Fishes are sensitive to metals because of their osmoregulatory tissues on skin, gills, and kidney. Some of the metals facilitate the osmoregulation and others hinder it(especially heavy metals).
Salmon is full of toxins such as mercury, and fish farmers maintain it in unhealthy ways. It is known that fish are highly sensitive to bacteria and die as soon as they reach them. To avoid farmers, fish are given large amounts of antibiotics that penetrate the human body and cause many problems. . Cadmium and zinc alloys
In a general way, fish are pollutant sensors. But it is the carnivorous fish, located at the end of the food chain, which have the capacity to concentrate in their organism the greatest quantity of chemical substances (bioconcentration), which are several times higher than those present in water and some of which are very harmful. This is possible by the progressive accumulation (bioaccumulation) of these substances in the tissues, which, once stored, are not eliminated. Thus, as we move up the food chain, heavy metal concentrations are increasingly important since they will correspond to the metals ingested from the first link in the food chain to the last one.

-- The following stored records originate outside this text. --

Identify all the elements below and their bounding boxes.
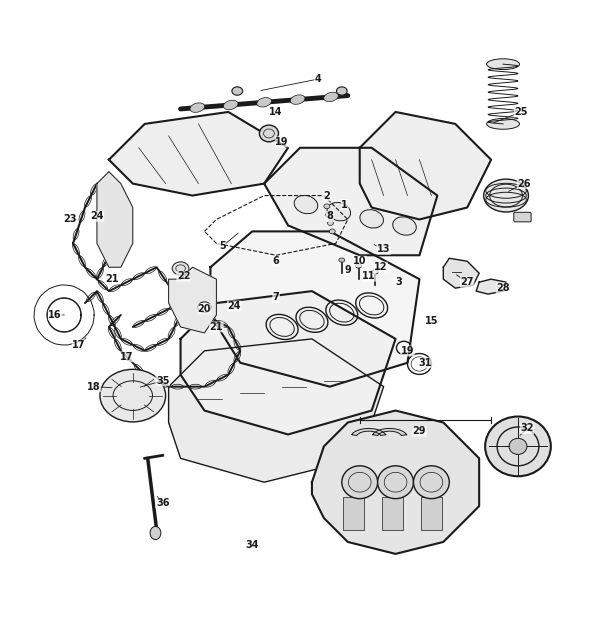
Text: 17: 17 bbox=[120, 352, 134, 362]
Text: 17: 17 bbox=[72, 340, 86, 350]
Ellipse shape bbox=[377, 466, 413, 499]
Text: 35: 35 bbox=[156, 375, 169, 386]
Text: 13: 13 bbox=[377, 244, 391, 255]
Text: 32: 32 bbox=[520, 423, 533, 433]
Ellipse shape bbox=[337, 87, 347, 95]
Text: 20: 20 bbox=[197, 304, 211, 314]
Text: 34: 34 bbox=[245, 540, 259, 550]
Polygon shape bbox=[312, 411, 479, 554]
Text: 21: 21 bbox=[209, 322, 223, 332]
Polygon shape bbox=[476, 279, 506, 294]
Text: 6: 6 bbox=[273, 256, 280, 266]
Polygon shape bbox=[169, 339, 383, 482]
Text: 24: 24 bbox=[90, 212, 104, 222]
Text: 29: 29 bbox=[413, 427, 426, 437]
Polygon shape bbox=[373, 428, 407, 435]
Ellipse shape bbox=[259, 125, 278, 142]
Ellipse shape bbox=[487, 118, 520, 129]
Ellipse shape bbox=[232, 87, 242, 95]
Ellipse shape bbox=[485, 416, 551, 476]
Polygon shape bbox=[264, 148, 437, 255]
Ellipse shape bbox=[342, 466, 377, 499]
Text: 36: 36 bbox=[156, 498, 169, 508]
Ellipse shape bbox=[294, 195, 318, 214]
Text: 31: 31 bbox=[419, 358, 432, 368]
Ellipse shape bbox=[190, 103, 205, 112]
Ellipse shape bbox=[324, 204, 330, 209]
Ellipse shape bbox=[172, 262, 189, 275]
Text: 4: 4 bbox=[314, 74, 321, 84]
Ellipse shape bbox=[223, 100, 238, 110]
Ellipse shape bbox=[484, 179, 529, 212]
Bar bbox=[343, 497, 364, 530]
Text: 11: 11 bbox=[362, 271, 376, 281]
Text: 27: 27 bbox=[460, 277, 474, 287]
Ellipse shape bbox=[509, 438, 527, 454]
Text: 19: 19 bbox=[401, 346, 414, 356]
Text: 10: 10 bbox=[353, 256, 367, 266]
Ellipse shape bbox=[290, 95, 305, 105]
Ellipse shape bbox=[326, 212, 332, 217]
Text: 26: 26 bbox=[517, 179, 531, 188]
Text: 15: 15 bbox=[425, 316, 438, 326]
Polygon shape bbox=[352, 428, 386, 435]
Text: 18: 18 bbox=[87, 382, 101, 392]
FancyBboxPatch shape bbox=[514, 212, 531, 222]
Ellipse shape bbox=[393, 217, 416, 235]
Polygon shape bbox=[169, 267, 217, 333]
Ellipse shape bbox=[413, 466, 449, 499]
Text: 9: 9 bbox=[344, 265, 351, 275]
Text: 16: 16 bbox=[49, 310, 62, 320]
Text: 12: 12 bbox=[374, 262, 388, 272]
Text: 1: 1 bbox=[341, 200, 348, 210]
Text: 14: 14 bbox=[269, 107, 283, 117]
Ellipse shape bbox=[339, 258, 345, 262]
Polygon shape bbox=[109, 112, 288, 195]
Text: 23: 23 bbox=[64, 214, 77, 224]
Text: 7: 7 bbox=[273, 292, 280, 302]
Text: 24: 24 bbox=[227, 301, 241, 311]
Polygon shape bbox=[97, 171, 133, 267]
Ellipse shape bbox=[198, 302, 211, 312]
Polygon shape bbox=[443, 258, 479, 288]
Ellipse shape bbox=[327, 202, 350, 221]
Polygon shape bbox=[181, 291, 395, 435]
Ellipse shape bbox=[360, 210, 383, 228]
Ellipse shape bbox=[329, 229, 335, 234]
Ellipse shape bbox=[257, 98, 271, 107]
Text: 2: 2 bbox=[323, 190, 330, 200]
Ellipse shape bbox=[487, 59, 520, 69]
Ellipse shape bbox=[328, 220, 334, 226]
Polygon shape bbox=[360, 112, 491, 219]
Ellipse shape bbox=[100, 369, 166, 422]
Text: 28: 28 bbox=[496, 283, 510, 293]
Bar bbox=[421, 497, 442, 530]
Ellipse shape bbox=[356, 264, 362, 268]
Text: 25: 25 bbox=[514, 107, 528, 117]
Bar bbox=[382, 497, 403, 530]
Ellipse shape bbox=[324, 92, 338, 101]
Ellipse shape bbox=[372, 270, 378, 274]
Text: 19: 19 bbox=[275, 137, 289, 147]
Text: 21: 21 bbox=[105, 274, 119, 284]
Text: 8: 8 bbox=[326, 212, 333, 222]
Ellipse shape bbox=[150, 527, 161, 539]
Polygon shape bbox=[211, 231, 419, 387]
Text: 5: 5 bbox=[219, 241, 226, 251]
Text: 3: 3 bbox=[395, 277, 402, 287]
Text: 22: 22 bbox=[177, 271, 190, 281]
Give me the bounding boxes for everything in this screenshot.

In this case, large piscivorous fish species are obviously the most sensitive.
In these fish, the bioaccumulation of heavy metals seems to influence the immune defense mechanisms by inhibiting, among others, phagocytosis whose role is to eliminate certain endogenous elements (dead cells, lesions) and especially exogenous (pathogens). These fish become very vulnerable especially on fish farms where overcrowding and containment promote the development of pathogens.